Incêndios florestais na Bolívia expõem controvérsias na política ambiental de Morales
A onda de incêndios na porção brasileira da Floresta Amazônica vem concentrando holofotes e críticas de outros países, mas o fogo ignora fronteiras e as queimadas se espalham também pela vizinha Bolívia.
Os focos de queimada dobraram nos últimos cinco dias, segundo estimativas, e têm dominado o debate político local. Adversários do presidente da Bolívia, Evo Morales, têm exposto controvérsias na política ambiental do governante.
Morales adotou um caminho diferente do colega brasileiro Jair Bolsonaro, alvo de pressão crescente de países como a França. O boliviano decidiu aceitar ajuda internacional no combate aos incêndios, a exemplo de um Boeing 747 americano usado para despejar água sobre queimadas e da ajuda financeira oferecida pelo G7, grupo das sete maiores economias do mundo.
"Ela (a natureza) pode viver sem nós, mas não podemos viver sem ela", tuitou Evo, que suspendeu por uma semana sua campanha eleitoral em busca de um quarto mandato presidencial.
Mas para adversários políticos do presidente boliviano, essa postura ambientalista é uma reviravolta repentina, dado o histórico de seu governo.
"Embora Morales se mostre internacionalmente como incrivelmente defensor do ambiente, sua política está indo na direção oposta", disse Jhanisse Daza, ativista ambiental que mora perto da área atingida pelos incêndios.
Em julho, por exemplo, o governo boliviano passou a permitir que agricultores limpem mais terras do que antes por meio de queimadas controladas - ampliando a permissão de 5 para 20 hectares.
Ao sobrevoar a região das queimadas, Morales reconheceu a gravidade dos danos causados, mas também defendeu o "chaqueo", prática adotada por agricultores para queimar áreas de bosque a fim de ampliar o espaço de cultivo.
"O controle do 'chaqueo' é importante, mas também quero que saibam: de que vão viver as pequenas famílias, os pequenos produtores sem 'chaqueo'? É para o milho, meio hectare, é a situação do pequeno produtor, no máximo um hectare de arroz para sobreviver", afirma o presidente boliviano.
Incêndios propositais?
Na Bolívia, a maioria das áreas atingidas pelos incêndios fica próxima da fronteira com o Brasil - cerca de 1 milhão de hectares.
Daza diz acreditar que essas queimadas na Bolívia tenham sido propositais.
"O uso de incêndios controlados em agosto, quando estamos passando por uma estação seca, não é apenas negligência", afirmou. "Eu acredito que eles sabiam o que estavam fazendo."
Acusações semelhantes são feitas no Brasil, onde investiga-se que incêndios tenham sido coordenados por fazendeiros e outros pequenos grupos motivados pela impunidade.
Morales também tem sido acusado de ter reagido com lentidão no início dos incêndios.
"O governo reagiu tarde e mal, levou quase duas semanas e eles não tinham um plano estratégico.
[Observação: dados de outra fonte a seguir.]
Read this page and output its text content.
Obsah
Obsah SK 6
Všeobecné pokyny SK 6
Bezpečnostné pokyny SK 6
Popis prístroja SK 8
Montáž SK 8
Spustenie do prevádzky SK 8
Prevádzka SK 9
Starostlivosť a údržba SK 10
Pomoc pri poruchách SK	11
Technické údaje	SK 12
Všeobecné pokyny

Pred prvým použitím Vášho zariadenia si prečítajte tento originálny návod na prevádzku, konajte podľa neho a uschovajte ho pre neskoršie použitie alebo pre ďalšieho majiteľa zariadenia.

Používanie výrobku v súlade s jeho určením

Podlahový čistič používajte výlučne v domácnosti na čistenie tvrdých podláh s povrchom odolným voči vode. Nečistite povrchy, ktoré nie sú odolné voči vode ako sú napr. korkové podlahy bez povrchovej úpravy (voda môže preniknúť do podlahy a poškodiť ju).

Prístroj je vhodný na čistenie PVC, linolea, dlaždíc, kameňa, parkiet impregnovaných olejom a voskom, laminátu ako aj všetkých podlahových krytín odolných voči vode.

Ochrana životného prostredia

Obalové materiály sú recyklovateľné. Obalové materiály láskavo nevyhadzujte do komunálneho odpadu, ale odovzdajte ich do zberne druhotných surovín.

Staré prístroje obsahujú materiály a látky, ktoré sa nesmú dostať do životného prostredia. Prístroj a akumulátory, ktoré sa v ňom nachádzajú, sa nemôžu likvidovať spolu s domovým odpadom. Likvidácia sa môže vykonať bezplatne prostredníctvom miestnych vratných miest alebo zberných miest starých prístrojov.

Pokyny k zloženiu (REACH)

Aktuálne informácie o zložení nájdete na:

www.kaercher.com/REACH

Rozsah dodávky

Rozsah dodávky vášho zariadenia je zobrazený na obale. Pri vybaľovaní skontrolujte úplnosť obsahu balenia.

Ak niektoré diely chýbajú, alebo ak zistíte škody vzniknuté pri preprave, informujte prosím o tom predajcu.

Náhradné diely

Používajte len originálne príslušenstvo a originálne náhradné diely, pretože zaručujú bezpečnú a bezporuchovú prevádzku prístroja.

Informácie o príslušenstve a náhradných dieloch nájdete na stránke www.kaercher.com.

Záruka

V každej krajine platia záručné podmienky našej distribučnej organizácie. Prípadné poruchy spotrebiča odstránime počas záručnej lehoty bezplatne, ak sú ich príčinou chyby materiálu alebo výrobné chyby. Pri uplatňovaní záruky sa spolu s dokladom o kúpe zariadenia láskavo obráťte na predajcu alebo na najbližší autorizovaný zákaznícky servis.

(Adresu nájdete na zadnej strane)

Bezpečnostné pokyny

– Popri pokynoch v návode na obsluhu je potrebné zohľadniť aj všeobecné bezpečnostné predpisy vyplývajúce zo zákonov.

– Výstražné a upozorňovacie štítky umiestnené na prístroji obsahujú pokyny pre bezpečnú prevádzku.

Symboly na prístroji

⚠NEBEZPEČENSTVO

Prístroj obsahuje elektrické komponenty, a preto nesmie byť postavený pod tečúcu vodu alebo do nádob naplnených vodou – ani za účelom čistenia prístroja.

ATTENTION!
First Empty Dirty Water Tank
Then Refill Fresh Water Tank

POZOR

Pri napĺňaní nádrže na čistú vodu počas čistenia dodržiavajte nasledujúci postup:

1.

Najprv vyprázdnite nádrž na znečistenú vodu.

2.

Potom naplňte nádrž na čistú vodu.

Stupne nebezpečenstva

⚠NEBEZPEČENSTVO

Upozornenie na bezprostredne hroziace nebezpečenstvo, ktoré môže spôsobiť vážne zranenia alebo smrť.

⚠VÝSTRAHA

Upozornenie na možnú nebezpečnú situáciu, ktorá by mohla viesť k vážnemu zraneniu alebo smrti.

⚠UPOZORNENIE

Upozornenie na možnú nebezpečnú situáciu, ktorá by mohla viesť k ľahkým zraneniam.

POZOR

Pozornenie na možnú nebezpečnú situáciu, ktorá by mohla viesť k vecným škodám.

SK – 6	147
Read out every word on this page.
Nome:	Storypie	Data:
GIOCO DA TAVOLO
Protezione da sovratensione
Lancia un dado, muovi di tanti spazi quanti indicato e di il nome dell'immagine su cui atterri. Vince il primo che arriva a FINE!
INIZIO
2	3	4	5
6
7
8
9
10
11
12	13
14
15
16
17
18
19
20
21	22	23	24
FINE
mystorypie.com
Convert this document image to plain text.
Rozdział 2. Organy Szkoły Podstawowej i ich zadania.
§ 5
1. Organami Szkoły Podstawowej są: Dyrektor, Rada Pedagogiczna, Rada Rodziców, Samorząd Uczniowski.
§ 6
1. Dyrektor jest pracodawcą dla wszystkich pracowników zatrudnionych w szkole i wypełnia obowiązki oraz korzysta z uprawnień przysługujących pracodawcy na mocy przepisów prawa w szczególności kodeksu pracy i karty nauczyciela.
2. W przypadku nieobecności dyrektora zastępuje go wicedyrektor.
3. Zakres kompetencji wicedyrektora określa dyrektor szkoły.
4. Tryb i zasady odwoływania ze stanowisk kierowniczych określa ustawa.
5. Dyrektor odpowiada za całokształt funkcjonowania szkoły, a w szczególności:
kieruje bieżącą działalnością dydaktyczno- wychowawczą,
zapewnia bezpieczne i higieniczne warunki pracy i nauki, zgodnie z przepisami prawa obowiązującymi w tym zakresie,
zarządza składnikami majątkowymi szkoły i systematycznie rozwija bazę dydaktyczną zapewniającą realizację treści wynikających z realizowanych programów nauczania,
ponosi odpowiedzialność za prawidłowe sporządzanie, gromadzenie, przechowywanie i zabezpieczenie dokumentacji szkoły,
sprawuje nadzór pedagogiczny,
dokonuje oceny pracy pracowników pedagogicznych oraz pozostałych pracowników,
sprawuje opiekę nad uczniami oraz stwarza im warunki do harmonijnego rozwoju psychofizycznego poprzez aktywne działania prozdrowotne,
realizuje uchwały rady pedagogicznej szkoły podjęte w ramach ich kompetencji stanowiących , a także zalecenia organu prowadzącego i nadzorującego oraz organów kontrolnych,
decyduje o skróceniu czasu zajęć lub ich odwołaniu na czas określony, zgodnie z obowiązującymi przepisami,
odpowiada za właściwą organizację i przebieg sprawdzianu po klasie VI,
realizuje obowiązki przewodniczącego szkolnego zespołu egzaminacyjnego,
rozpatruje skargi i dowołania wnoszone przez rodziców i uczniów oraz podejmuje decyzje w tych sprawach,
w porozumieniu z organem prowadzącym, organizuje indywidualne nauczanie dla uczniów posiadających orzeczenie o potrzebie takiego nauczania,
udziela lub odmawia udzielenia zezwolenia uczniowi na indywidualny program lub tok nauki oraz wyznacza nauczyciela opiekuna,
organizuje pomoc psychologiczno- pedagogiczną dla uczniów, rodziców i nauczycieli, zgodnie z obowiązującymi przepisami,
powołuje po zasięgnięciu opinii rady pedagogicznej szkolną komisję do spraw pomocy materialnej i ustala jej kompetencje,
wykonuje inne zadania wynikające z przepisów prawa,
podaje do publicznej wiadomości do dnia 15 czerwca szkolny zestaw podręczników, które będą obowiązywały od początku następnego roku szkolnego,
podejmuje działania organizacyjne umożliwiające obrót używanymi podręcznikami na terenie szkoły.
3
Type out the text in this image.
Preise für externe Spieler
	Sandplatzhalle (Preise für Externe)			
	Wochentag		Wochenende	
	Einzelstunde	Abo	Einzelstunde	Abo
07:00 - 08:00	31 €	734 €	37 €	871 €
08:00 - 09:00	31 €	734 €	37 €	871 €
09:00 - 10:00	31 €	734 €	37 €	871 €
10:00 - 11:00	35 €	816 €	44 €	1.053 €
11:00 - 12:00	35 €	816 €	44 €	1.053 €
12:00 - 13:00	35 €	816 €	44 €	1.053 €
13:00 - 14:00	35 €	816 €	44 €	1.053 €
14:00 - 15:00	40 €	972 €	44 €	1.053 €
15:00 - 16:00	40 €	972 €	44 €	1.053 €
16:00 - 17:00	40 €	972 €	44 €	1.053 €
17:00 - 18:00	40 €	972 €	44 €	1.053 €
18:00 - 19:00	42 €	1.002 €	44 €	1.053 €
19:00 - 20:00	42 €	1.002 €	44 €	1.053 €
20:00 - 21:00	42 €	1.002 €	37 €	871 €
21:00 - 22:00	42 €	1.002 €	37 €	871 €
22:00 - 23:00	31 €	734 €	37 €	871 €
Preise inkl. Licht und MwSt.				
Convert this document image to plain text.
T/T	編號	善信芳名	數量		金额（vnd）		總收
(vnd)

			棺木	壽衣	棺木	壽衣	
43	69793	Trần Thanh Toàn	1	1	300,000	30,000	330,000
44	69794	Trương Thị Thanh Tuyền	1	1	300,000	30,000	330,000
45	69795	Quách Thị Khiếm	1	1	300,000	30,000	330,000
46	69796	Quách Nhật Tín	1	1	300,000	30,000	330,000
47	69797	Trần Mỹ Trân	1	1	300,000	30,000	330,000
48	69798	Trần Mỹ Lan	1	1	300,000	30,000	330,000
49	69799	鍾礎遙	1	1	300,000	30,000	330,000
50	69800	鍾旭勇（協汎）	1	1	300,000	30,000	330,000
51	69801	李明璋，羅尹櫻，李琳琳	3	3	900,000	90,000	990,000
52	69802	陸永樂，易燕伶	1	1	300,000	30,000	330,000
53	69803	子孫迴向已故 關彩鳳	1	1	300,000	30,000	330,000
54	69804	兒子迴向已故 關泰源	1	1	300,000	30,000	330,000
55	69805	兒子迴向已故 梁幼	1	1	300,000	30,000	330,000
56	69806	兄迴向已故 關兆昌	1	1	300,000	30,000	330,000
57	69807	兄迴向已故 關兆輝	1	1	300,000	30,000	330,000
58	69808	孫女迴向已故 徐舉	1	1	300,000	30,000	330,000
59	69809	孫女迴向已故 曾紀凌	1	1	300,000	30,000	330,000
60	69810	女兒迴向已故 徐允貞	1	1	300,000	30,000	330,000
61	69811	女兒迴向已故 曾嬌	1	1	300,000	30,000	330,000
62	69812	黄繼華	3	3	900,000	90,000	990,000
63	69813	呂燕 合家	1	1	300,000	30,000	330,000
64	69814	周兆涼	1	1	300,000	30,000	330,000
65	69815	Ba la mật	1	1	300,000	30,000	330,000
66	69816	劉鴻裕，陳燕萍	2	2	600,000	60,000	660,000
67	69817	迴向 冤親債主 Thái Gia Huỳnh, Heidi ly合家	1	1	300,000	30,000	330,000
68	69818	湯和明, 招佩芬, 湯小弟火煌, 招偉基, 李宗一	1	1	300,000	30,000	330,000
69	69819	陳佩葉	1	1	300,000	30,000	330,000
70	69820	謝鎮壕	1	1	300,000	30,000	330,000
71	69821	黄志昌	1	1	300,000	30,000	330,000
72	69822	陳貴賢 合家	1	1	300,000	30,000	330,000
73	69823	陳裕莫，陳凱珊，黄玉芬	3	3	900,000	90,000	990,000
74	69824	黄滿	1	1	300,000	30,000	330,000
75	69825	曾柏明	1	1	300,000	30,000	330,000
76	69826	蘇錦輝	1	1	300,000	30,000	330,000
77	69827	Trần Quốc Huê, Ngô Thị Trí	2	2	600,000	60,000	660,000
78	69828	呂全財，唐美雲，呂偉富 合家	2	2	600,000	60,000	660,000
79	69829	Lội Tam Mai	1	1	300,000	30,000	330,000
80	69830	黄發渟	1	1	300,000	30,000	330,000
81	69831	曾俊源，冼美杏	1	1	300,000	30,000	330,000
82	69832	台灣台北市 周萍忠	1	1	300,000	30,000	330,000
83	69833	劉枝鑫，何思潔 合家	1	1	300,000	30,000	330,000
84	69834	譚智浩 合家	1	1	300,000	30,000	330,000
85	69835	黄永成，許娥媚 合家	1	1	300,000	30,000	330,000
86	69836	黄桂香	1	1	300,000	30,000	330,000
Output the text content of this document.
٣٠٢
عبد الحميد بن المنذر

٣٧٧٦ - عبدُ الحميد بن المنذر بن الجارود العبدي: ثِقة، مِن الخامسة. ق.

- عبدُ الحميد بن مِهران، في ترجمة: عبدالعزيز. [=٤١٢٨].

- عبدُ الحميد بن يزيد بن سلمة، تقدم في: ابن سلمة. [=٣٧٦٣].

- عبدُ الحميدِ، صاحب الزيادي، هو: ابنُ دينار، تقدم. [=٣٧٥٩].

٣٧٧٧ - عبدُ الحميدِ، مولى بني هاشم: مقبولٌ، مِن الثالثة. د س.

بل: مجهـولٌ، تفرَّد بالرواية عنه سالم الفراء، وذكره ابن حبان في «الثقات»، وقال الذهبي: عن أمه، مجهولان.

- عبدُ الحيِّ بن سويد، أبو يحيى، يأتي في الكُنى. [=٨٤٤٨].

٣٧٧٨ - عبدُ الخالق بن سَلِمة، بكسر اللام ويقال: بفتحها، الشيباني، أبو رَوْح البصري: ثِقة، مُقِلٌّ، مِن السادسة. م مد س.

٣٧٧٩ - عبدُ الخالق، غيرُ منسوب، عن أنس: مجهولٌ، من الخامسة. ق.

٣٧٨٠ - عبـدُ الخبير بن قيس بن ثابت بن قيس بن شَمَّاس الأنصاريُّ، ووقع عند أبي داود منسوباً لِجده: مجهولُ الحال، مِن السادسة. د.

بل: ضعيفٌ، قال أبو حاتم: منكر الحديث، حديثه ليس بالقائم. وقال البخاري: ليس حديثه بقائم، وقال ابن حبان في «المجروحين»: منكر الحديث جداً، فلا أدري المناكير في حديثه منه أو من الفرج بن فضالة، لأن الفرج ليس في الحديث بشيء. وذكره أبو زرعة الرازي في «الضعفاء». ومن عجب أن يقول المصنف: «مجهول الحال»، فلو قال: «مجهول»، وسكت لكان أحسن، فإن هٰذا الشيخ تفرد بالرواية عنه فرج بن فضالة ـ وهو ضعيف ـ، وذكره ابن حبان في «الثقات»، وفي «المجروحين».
Evo Morales colocou sua campanha em primeiro lugar, em vez de governar a Bolívia", afirmou Carlos Mesa, rival de Morales na corrida presidencial.
Sob crescente pressão interna, o governo boliviano recuou e passou a aceitar apoio estrangeiro para combater os incêndios. Segundo a agência de notícias Reuters, a reviravolta ocorreu depois que autoridades de províncias (estados) e líderes de vilarejos pediram ao governo central que aceitasse essa ajuda.
Houve um certo avanço no combate às queimadas, já que agora quase 2.000 bombeiros e militares atuam nas frentes criadas - mas o estrago já está feito.
'Expansão da fronteira agrícola'
Alex Villca, líder indígena na região amazônica e porta-voz do grupo de direitos indígenas Contiocap, disse que o governo era culpado pelos incêndios.
"Precisamos convencer Evo Morales a explicar essa situação. Quando ele vai cuidar de tudo isso? Ele precisa ser responsabilizado por todas as vezes em que os direitos dos povos indígenas foram violados, assim como os de Mãe Natureza ", disse.
A ambientalista Cecilia Requena, do mesmo grupo, também responsabiliza diretamente o governo central, porque este "tem aprovado consistentemente nos últimos anos leis de anistia (para desmatadores), promoção e expansão da fronteira agrícola".
Segundo ela, há influência de diversos outros aspectos, como transgênicos, combustíveis verdes e exportação de carne à China. A soja está entre os principais produtos exportados pela Bolívia, segmento avaliado em quase US$ 450 milhões.
O Brasil é o principal parceiro comercial do país, comprador de metade do gás boliviano exportado - algo em torno de US$ 1,4 bilhão por ano.